I don’t know how I managed to go on living this year, well, I have my daughter, grandson and a son who also has 2 children so they have kept me going but its been the hardest year of my life. I split with my husband also last year so have felt alone.
I know my daughter has gone to heaven and that gives me comfort. I have been lucky enough to have so many signs from her. I know she is free and out of all pain. It’s us left behind that have to suffer the pain and missing her so much has been hardest.
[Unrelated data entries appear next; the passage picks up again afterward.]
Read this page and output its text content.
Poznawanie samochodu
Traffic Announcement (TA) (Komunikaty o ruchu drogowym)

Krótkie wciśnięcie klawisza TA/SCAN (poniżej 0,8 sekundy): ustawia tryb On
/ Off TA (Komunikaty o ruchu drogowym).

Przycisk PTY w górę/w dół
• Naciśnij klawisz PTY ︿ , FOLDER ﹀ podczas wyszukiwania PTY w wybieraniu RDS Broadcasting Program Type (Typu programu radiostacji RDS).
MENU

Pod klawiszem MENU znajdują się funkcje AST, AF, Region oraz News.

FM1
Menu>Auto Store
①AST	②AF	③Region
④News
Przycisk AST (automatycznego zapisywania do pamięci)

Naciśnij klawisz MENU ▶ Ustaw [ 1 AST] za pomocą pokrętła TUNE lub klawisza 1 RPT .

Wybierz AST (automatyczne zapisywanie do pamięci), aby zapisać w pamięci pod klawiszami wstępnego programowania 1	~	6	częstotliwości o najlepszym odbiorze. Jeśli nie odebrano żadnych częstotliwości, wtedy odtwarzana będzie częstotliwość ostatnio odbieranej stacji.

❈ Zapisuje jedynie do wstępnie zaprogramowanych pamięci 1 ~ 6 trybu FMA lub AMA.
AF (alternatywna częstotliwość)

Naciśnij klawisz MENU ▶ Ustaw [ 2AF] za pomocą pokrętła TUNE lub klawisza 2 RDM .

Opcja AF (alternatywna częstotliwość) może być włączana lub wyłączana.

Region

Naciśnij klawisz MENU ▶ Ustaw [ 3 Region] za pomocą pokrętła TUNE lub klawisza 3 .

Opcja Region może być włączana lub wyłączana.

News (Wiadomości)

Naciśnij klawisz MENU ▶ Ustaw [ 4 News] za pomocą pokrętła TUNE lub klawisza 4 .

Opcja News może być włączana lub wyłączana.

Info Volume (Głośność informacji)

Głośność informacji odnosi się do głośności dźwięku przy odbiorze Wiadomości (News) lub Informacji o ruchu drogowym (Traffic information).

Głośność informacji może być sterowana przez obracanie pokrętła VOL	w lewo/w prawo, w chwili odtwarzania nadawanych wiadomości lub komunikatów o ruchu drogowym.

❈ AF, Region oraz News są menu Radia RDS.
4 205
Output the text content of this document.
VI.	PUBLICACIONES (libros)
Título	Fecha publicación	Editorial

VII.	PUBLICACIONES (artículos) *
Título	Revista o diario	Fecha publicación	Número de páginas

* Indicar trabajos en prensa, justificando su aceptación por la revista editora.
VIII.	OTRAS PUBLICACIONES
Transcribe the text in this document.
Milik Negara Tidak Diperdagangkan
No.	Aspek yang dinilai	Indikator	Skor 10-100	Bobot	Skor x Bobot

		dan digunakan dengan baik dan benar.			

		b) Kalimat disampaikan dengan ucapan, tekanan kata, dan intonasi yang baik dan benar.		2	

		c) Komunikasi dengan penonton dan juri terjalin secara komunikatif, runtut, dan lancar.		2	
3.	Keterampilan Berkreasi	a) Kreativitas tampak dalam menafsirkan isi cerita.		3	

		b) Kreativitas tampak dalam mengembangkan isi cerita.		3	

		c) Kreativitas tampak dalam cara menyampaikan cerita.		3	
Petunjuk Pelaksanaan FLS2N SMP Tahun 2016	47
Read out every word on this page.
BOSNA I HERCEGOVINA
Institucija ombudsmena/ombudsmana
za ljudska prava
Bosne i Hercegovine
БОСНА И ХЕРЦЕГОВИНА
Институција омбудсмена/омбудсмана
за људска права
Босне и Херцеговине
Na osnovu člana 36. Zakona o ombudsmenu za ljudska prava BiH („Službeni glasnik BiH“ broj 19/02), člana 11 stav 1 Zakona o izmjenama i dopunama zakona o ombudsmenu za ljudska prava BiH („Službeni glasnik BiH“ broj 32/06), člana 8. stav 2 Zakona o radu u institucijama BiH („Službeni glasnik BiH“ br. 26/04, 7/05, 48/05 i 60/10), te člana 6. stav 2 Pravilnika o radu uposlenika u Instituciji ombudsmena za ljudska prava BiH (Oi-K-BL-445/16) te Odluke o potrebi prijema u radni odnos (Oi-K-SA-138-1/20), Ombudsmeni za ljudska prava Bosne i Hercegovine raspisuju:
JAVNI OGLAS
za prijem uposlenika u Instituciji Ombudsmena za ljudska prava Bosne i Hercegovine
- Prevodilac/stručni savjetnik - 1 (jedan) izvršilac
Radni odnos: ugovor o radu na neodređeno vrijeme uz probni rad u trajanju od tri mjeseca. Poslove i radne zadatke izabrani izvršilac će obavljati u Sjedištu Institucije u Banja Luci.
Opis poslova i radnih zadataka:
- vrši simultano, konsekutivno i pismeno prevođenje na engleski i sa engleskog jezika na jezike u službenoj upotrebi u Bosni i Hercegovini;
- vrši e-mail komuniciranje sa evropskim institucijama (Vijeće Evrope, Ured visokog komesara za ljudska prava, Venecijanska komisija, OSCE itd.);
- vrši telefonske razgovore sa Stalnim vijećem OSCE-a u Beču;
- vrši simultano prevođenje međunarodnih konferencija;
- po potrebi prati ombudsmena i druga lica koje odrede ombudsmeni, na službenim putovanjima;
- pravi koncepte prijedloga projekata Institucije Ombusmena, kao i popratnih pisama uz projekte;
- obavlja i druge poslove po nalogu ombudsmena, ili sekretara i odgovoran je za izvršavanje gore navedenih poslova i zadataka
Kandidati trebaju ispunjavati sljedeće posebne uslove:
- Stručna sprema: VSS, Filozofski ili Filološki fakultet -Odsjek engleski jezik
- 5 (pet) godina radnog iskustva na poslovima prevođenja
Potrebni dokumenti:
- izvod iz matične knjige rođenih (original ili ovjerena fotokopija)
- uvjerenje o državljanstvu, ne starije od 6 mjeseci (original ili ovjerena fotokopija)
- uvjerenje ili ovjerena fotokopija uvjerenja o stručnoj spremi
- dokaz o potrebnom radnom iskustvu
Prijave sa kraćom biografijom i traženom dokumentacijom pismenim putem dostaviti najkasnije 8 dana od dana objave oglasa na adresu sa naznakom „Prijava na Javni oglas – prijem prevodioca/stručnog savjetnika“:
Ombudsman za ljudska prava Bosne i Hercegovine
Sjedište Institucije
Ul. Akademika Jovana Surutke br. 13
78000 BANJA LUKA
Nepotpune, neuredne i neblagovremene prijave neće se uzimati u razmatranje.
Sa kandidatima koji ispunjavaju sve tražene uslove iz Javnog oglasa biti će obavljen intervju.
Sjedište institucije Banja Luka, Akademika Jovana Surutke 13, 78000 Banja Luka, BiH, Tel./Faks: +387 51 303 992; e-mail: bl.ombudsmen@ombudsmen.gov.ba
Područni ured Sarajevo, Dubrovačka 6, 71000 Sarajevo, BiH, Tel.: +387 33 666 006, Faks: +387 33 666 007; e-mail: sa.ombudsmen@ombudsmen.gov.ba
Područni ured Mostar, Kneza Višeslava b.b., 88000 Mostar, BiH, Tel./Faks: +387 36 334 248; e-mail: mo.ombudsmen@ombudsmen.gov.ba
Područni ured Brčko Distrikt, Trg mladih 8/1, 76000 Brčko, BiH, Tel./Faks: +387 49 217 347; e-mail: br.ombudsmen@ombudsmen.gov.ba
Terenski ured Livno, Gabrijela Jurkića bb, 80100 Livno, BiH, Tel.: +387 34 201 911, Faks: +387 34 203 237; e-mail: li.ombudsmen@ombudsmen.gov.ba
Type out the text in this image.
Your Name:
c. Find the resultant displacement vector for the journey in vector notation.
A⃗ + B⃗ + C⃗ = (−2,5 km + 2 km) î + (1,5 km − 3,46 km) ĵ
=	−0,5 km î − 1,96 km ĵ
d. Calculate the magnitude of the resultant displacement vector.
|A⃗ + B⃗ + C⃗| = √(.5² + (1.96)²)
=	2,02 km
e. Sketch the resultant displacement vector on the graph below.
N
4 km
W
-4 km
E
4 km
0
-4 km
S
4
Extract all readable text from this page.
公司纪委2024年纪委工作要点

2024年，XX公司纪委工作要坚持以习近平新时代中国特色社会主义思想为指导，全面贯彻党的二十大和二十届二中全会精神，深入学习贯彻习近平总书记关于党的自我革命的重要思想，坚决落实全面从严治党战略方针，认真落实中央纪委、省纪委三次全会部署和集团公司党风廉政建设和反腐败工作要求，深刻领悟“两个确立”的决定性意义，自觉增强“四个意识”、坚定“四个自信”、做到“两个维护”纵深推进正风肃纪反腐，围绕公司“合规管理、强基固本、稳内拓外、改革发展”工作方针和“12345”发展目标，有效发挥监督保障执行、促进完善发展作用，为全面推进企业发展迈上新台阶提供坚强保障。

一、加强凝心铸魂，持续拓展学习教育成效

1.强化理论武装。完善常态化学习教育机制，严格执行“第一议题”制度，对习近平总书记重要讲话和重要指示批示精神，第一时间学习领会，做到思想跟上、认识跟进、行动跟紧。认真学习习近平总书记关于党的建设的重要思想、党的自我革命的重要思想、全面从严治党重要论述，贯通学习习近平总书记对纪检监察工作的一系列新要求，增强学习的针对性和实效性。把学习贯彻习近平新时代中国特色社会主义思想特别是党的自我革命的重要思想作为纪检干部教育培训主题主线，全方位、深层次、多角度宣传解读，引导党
Next month will be tough but then everyday is to be honest. I only see immediate family now, not seen any friends. I had to get a job and its been a godsend not knowing anyone there other than my son and daughter, its just easier as I don’t have to talk about her then, so I can stay strong at work.
Grief has been strange and not what I expected. As a mother I expected that I would have a melt down of screaming and crying uncontrollably, but instead its been like a silent killer, I have had tears of course but its like I have taken the grief in and its eating me away from the inside, I feel like I am still waiting for the Avalanche.
Wishing you all love and peace x
Sorry for loss too. We are not alone in our suffering, there’s loads of people in the same boat as us.
Following Amy’s death, I kept seeing white feathers at my work and at home. I wouldn’t usually believe in such things but I am this time.
I keep seeing girls who look just like her in our town.
I have bad days sometimes, luckily these happen on my days off, and I get lots of comfort from our dear beagle and hugs from either my husband or daughter.